The United States is to reintroduce the Personal Data Privacy and Security Act
After a series of data breaches, including the 70 million records breached by Target, senator Patrick Leahy said that such breaches are “a reminder that developing a comprehensive national strategy to protect data privacy and cyber security remains one of the most challenging and important issues facing our nation”.
He said in a statement that the reintroduction of the Personal Data Privacy and Security Act will help to meet this challenge. He said: “When I first introduced this bill nine years ago, I had high hopes of bringing urgently needed data privacy reforms to the American people. Although the Judiciary Committee favourably reported this bill numerous times this legislation has languished on the Senate calendar. In the meantime, the dangers to Americans’ privacy, economic prosperity and national security posed by data breaches have not gone away.”
“The Personal Data Privacy and Security Act requires companies that have databases with sensitive personal information on Americans to establish and implement data privacy and security programs. The bill would also establish a single nationwide standard for data breach notification and require notice to consumers when their sensitive personal information has been compromised.”
The bill will also provide “tough criminal penalties” for anyone who would “intentionally and wilfully conceal the fact that a data breach has occurred when the breach causes economic damage to consumers”. It also includes the US Government’s proposal to update the Computer Fraud and Abuse Act, so that attempted computer hacking and conspiracy to commit computer hacking offenses are subject to the same criminal penalties.
According to the Hacker News, this will increase the maximum sentence for a first-time offender from 10 years to 20 and apply to all types of hackers who are involved in data breaches, cyber fraud activities, identity theft and malware development, as well as hacktivists who are not hacking for financial benefits.
A number of Twitter users also made the point that the bill was announced close to 12 months after the death of activist Aaron Swartz.

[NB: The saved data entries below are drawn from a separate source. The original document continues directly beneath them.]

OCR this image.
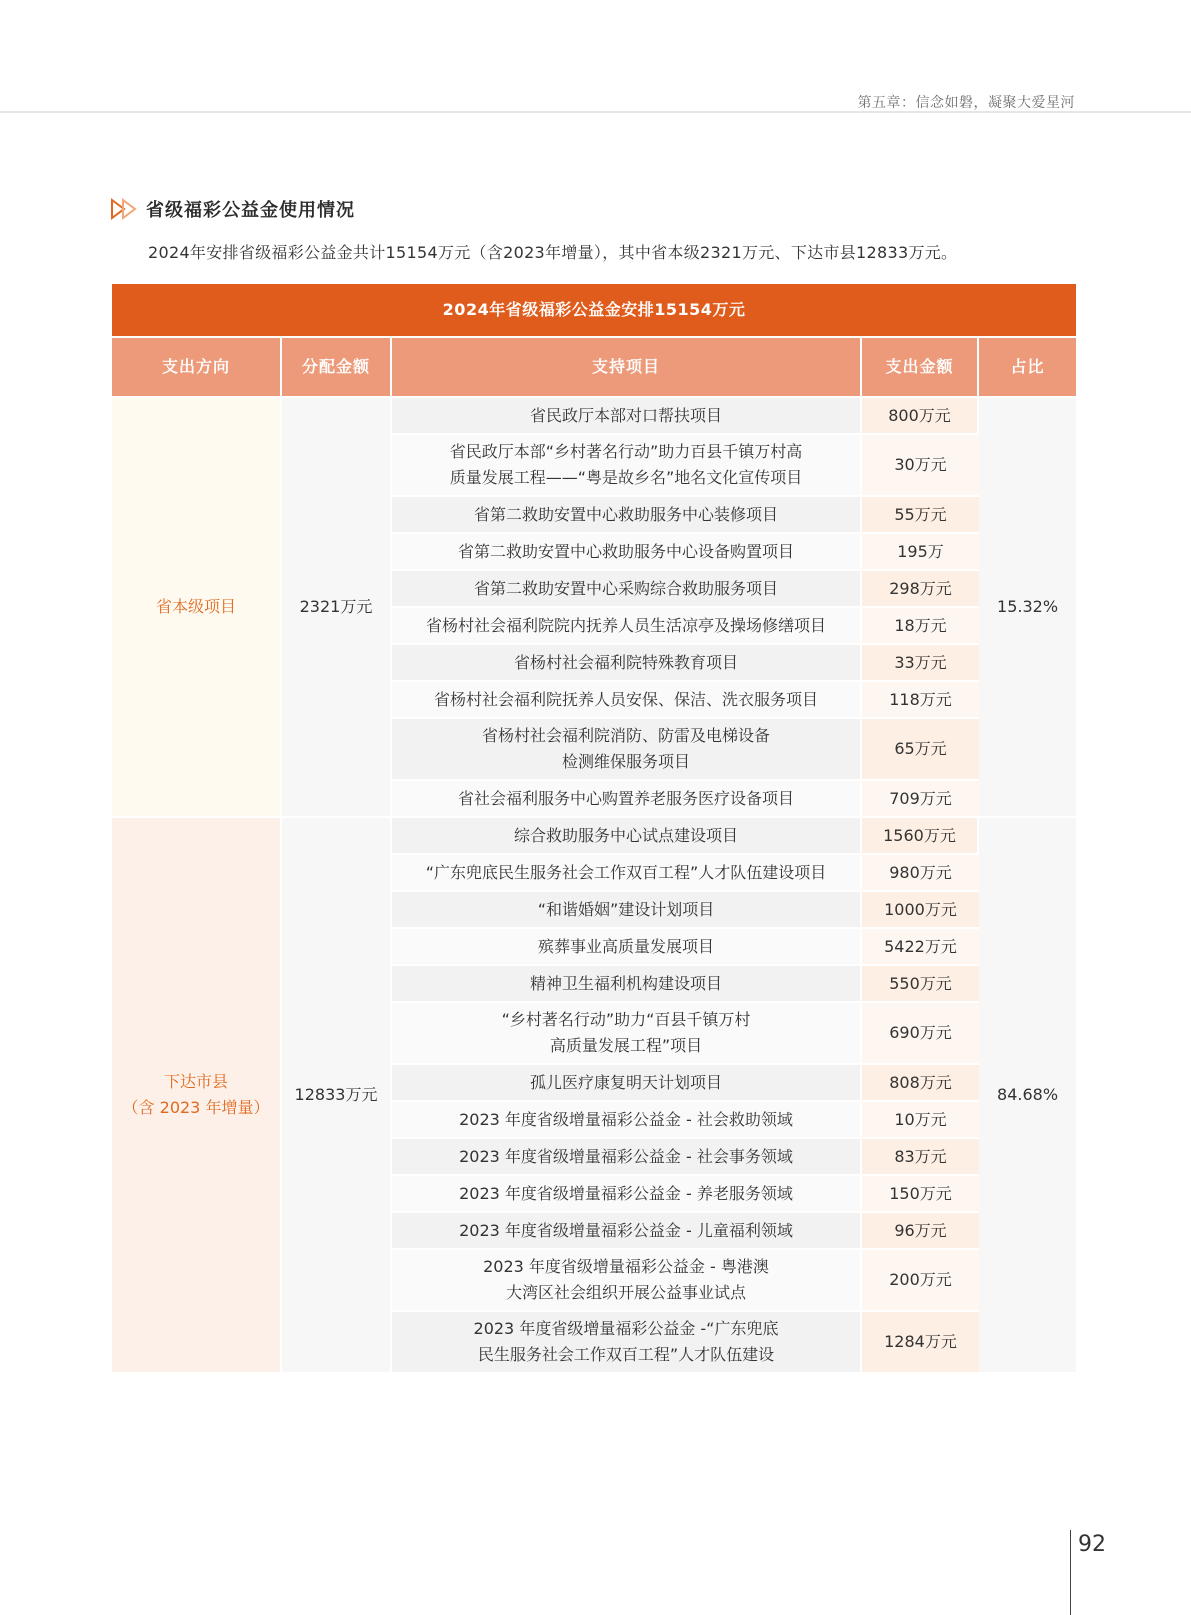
第五章：信念如磐，凝聚大爱星河
省级福彩公益金使用情况
2024年安排省级福彩公益金共计15154万元（含2023年增量），其中省本级2321万元、下达市县12833万元。
2024年省级福彩公益金安排15154万元				
支出方向	分配金额	支持项目	支出金额	占比
省本级项目	2321万元	省民政厅本部对口帮扶项目	800万元	15.32%
		省民政厅本部“乡村著名行动”助力百县千镇万村高
质量发展工程——“粤是故乡名”地名文化宣传项目	30万元	
		省第二救助安置中心救助服务中心装修项目	55万元	
		省第二救助安置中心救助服务中心设备购置项目	195万	
		省第二救助安置中心采购综合救助服务项目	298万元	
		省杨村社会福利院院内抚养人员生活凉亭及操场修缮项目	18万元	
		省杨村社会福利院特殊教育项目	33万元	
		省杨村社会福利院抚养人员安保、保洁、洗衣服务项目	118万元	
		省杨村社会福利院消防、防雷及电梯设备
检测维保服务项目	65万元	
		省社会福利服务中心购置养老服务医疗设备项目	709万元	
下达市县
（含 2023 年增量）	12833万元	综合救助服务中心试点建设项目	1560万元	84.68%
		“广东兜底民生服务社会工作双百工程”人才队伍建设项目	980万元	
		“和谐婚姻”建设计划项目	1000万元	
		殡葬事业高质量发展项目	5422万元	
		精神卫生福利机构建设项目	550万元	
		“乡村著名行动”助力“百县千镇万村
高质量发展工程”项目	690万元	
		孤儿医疗康复明天计划项目	808万元	
		2023 年度省级增量福彩公益金 - 社会救助领域	10万元	
		2023 年度省级增量福彩公益金 - 社会事务领域	83万元	
		2023 年度省级增量福彩公益金 - 养老服务领域	150万元	
		2023 年度省级增量福彩公益金 - 儿童福利领域	96万元	
		2023 年度省级增量福彩公益金 - 粤港澳
大湾区社会组织开展公益事业试点	200万元	
		2023 年度省级增量福彩公益金 -“广东兜底
民生服务社会工作双百工程”人才队伍建设	1284万元	
92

Mark Bower, vice president of product management at Voltage Security, said: “Tougher legislation is a good deterrent, but only if you can catch the thieves. With attacks often coordinated by experts in malware engineering and data theft operations operating in offshore jurisdictions, can it really be effective in stopping the onslaught?
“Ultimately, the solution to mass data breaches isn’t to try and make the legal risk higher; the solution is to make the economics of the attack far less appealing. A costly attack becomes a loss making venture if the results yield valueless information every time, so make the data useless to the attacker, and the attack business case fails.”